Election officials asked Legislature to fund a cybersecurity team but didn’t get it

Election security advocate demonstrates how to change a ballot

Lyell Read, a researcher on secure voting methods, explains at the DefCon hacking convention in Las Vegas on Aug. 11, 2018, how he set up an impostor server that hijacks ballots attached to emails and alters the ballot to favor a different candidate.
Up Next
Lyell Read, a researcher on secure voting methods, explains at the DefCon hacking convention in Las Vegas on Aug. 11, 2018, how he set up an impostor server that hijacks ballots attached to emails and alters the ballot to favor a different candidate.

Gov. Ron DeSantis said Wednesday he wants state officials to “review” the state’s election systems after news that two county election offices were hacked in 2016.

But for the last two years, Florida’s secretaries of state have asked for that help — only to be turned down twice by state lawmakers.

Last year, then-Secretary of State Ken Detzner asked the Legislature for $488,000 to create a full-time election cybersecurity team with five people, according to the department.

Even though it was a measly amount in the scope of their $88.7 billion budget, lawmakers refused, and the department instead hired five cybersecurity contractors to help local supervisors in last year’s election.

This year, Secretary of State Laurel Lee asked lawmakers for $1.5 million to keep those cybersecurity contractors, and lawmakers again refused.
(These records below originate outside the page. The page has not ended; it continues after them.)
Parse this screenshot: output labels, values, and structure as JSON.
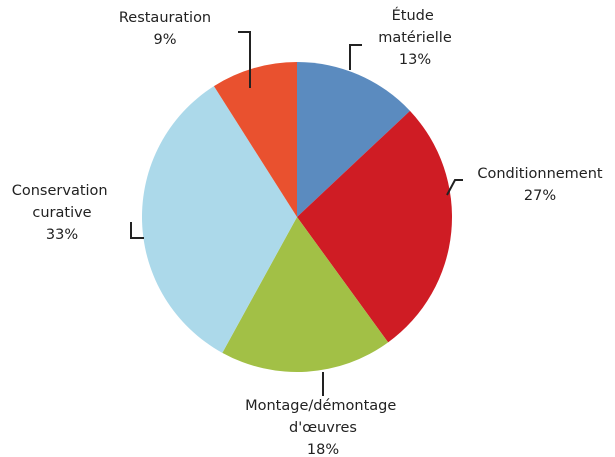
{
  "chart_data": {
    "type": "pie",
    "categories": [
      "Étude matérielle",
      "Conditionnement",
      "Montage/démontage d'œuvres",
      "Conservation curative",
      "Restauration"
    ],
    "values": [
      13,
      27,
      18,
      33,
      9
    ],
    "value_labels": [
      "13%",
      "27%",
      "18%",
      "33%",
      "9%"
    ],
    "colors": [
      "#5b8bbf",
      "#cf1c24",
      "#a2c046",
      "#acd9ea",
      "#e9512f"
    ]
  }
}
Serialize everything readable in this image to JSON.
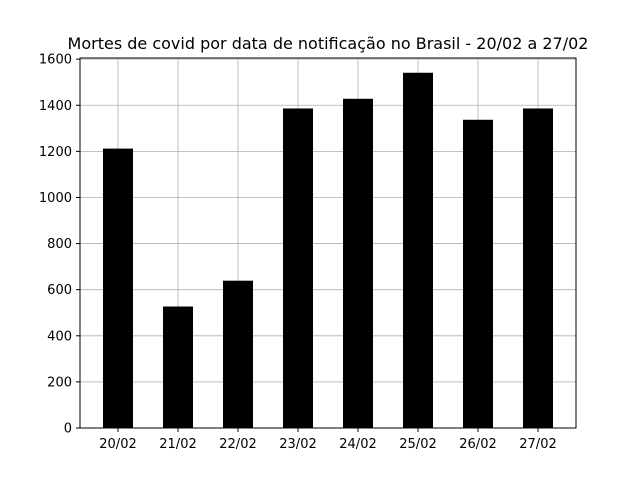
{
  "chart_data": {
    "type": "bar",
    "title": "Mortes de covid por data de notificação no Brasil - 20/02 a 27/02",
    "xlabel": "",
    "ylabel": "",
    "categories": [
      "20/02",
      "21/02",
      "22/02",
      "23/02",
      "24/02",
      "25/02",
      "26/02",
      "27/02"
    ],
    "values": [
      1212,
      527,
      639,
      1386,
      1428,
      1541,
      1337,
      1386
    ],
    "ylim": [
      0,
      1605
    ],
    "yticks": [
      0,
      200,
      400,
      600,
      800,
      1000,
      1200,
      1400,
      1600
    ],
    "grid": true,
    "bar_color": "#000000",
    "grid_color": "#b0b0b0"
  }
}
Thankfully, all were not lost.

“The Department still has two cyber navigators available to supervisors and they will continue to be available through 2020,” Department of State spokeswoman Sarah Revell said in an email.
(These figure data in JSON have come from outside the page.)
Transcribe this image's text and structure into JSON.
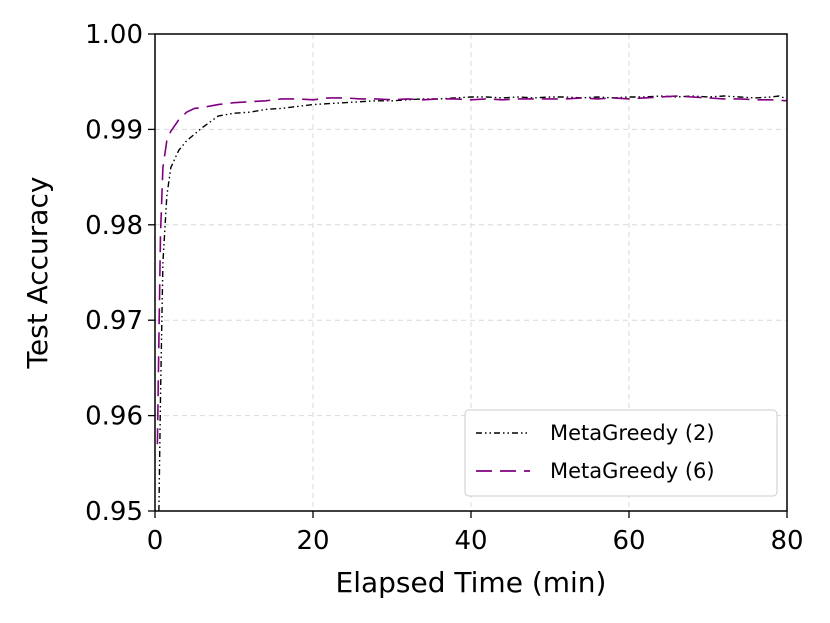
{
  "chart_data": {
    "type": "line",
    "xlabel": "Elapsed Time (min)",
    "ylabel": "Test Accuracy",
    "xlim": [
      0,
      80
    ],
    "ylim": [
      0.95,
      1.0
    ],
    "x_ticks": [
      "0",
      "20",
      "40",
      "60",
      "80"
    ],
    "y_ticks": [
      "0.95",
      "0.96",
      "0.97",
      "0.98",
      "0.99",
      "1.00"
    ],
    "grid": true,
    "legend_position": "lower-right",
    "series": [
      {
        "name": "MetaGreedy (2)",
        "color": "#000000",
        "style": "dash-dot-dot",
        "x": [
          0.5,
          0.7,
          1,
          1.5,
          2,
          3,
          4,
          5,
          6,
          7,
          8,
          10,
          12,
          14,
          16,
          18,
          20,
          22,
          24,
          26,
          28,
          30,
          32,
          34,
          36,
          38,
          40,
          42,
          44,
          46,
          48,
          50,
          52,
          54,
          56,
          58,
          60,
          62,
          64,
          66,
          68,
          70,
          72,
          74,
          76,
          78,
          79,
          80
        ],
        "y": [
          0.95,
          0.962,
          0.976,
          0.983,
          0.986,
          0.9878,
          0.9888,
          0.9895,
          0.9902,
          0.9908,
          0.9914,
          0.9917,
          0.9918,
          0.9921,
          0.9922,
          0.9924,
          0.9926,
          0.9927,
          0.9928,
          0.9929,
          0.993,
          0.993,
          0.9931,
          0.9932,
          0.9932,
          0.9933,
          0.9934,
          0.9934,
          0.9933,
          0.9934,
          0.9933,
          0.9934,
          0.9934,
          0.9933,
          0.9934,
          0.9933,
          0.9934,
          0.9934,
          0.9935,
          0.9934,
          0.9935,
          0.9934,
          0.9935,
          0.9934,
          0.9933,
          0.9934,
          0.9935,
          0.9932
        ]
      },
      {
        "name": "MetaGreedy (6)",
        "color": "#800080",
        "style": "long-dash",
        "x": [
          0.3,
          0.5,
          0.7,
          1,
          1.5,
          2,
          3,
          4,
          5,
          6,
          8,
          10,
          12,
          14,
          16,
          18,
          20,
          22,
          24,
          26,
          28,
          30,
          32,
          34,
          36,
          38,
          40,
          42,
          44,
          46,
          48,
          50,
          52,
          54,
          56,
          58,
          60,
          62,
          64,
          66,
          68,
          70,
          72,
          74,
          76,
          78,
          80
        ],
        "y": [
          0.957,
          0.968,
          0.979,
          0.986,
          0.9888,
          0.9898,
          0.991,
          0.9918,
          0.9922,
          0.9923,
          0.9926,
          0.9928,
          0.9929,
          0.993,
          0.9932,
          0.9932,
          0.9931,
          0.9933,
          0.9933,
          0.9932,
          0.9932,
          0.9931,
          0.9932,
          0.9931,
          0.9932,
          0.9932,
          0.9931,
          0.9932,
          0.9931,
          0.9932,
          0.9932,
          0.9932,
          0.9932,
          0.9933,
          0.9932,
          0.9933,
          0.9932,
          0.9933,
          0.9934,
          0.9935,
          0.9934,
          0.9933,
          0.9932,
          0.9932,
          0.9931,
          0.9931,
          0.993
        ]
      }
    ]
  }
}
On Wednesday, DeSantis asked Lee to make it her “top priority” to “immediately initiate a review of the security, particularly the cybersecurity” of election systems across the state’s 67 counties.

“Public faith in our elections is the bedrock of our democracy and we must do everything within our power to preserve the integrity of our elections systems,” DeSantis said in a statement. “While the breaches did not compromise the outcome of the 2016 election, nonetheless, they highlight the importance of protecting the security of our elections system.”

Lee, who’s meeting with the state’s supervisors of elections in Daytona Beach this week, called it her “number one priority” in a statement.

The Legislature did spend $1.9 million last year on software that detects cyber threats in each county, and the governor’s office said in a statement that Florida had more of those sensors than any other state.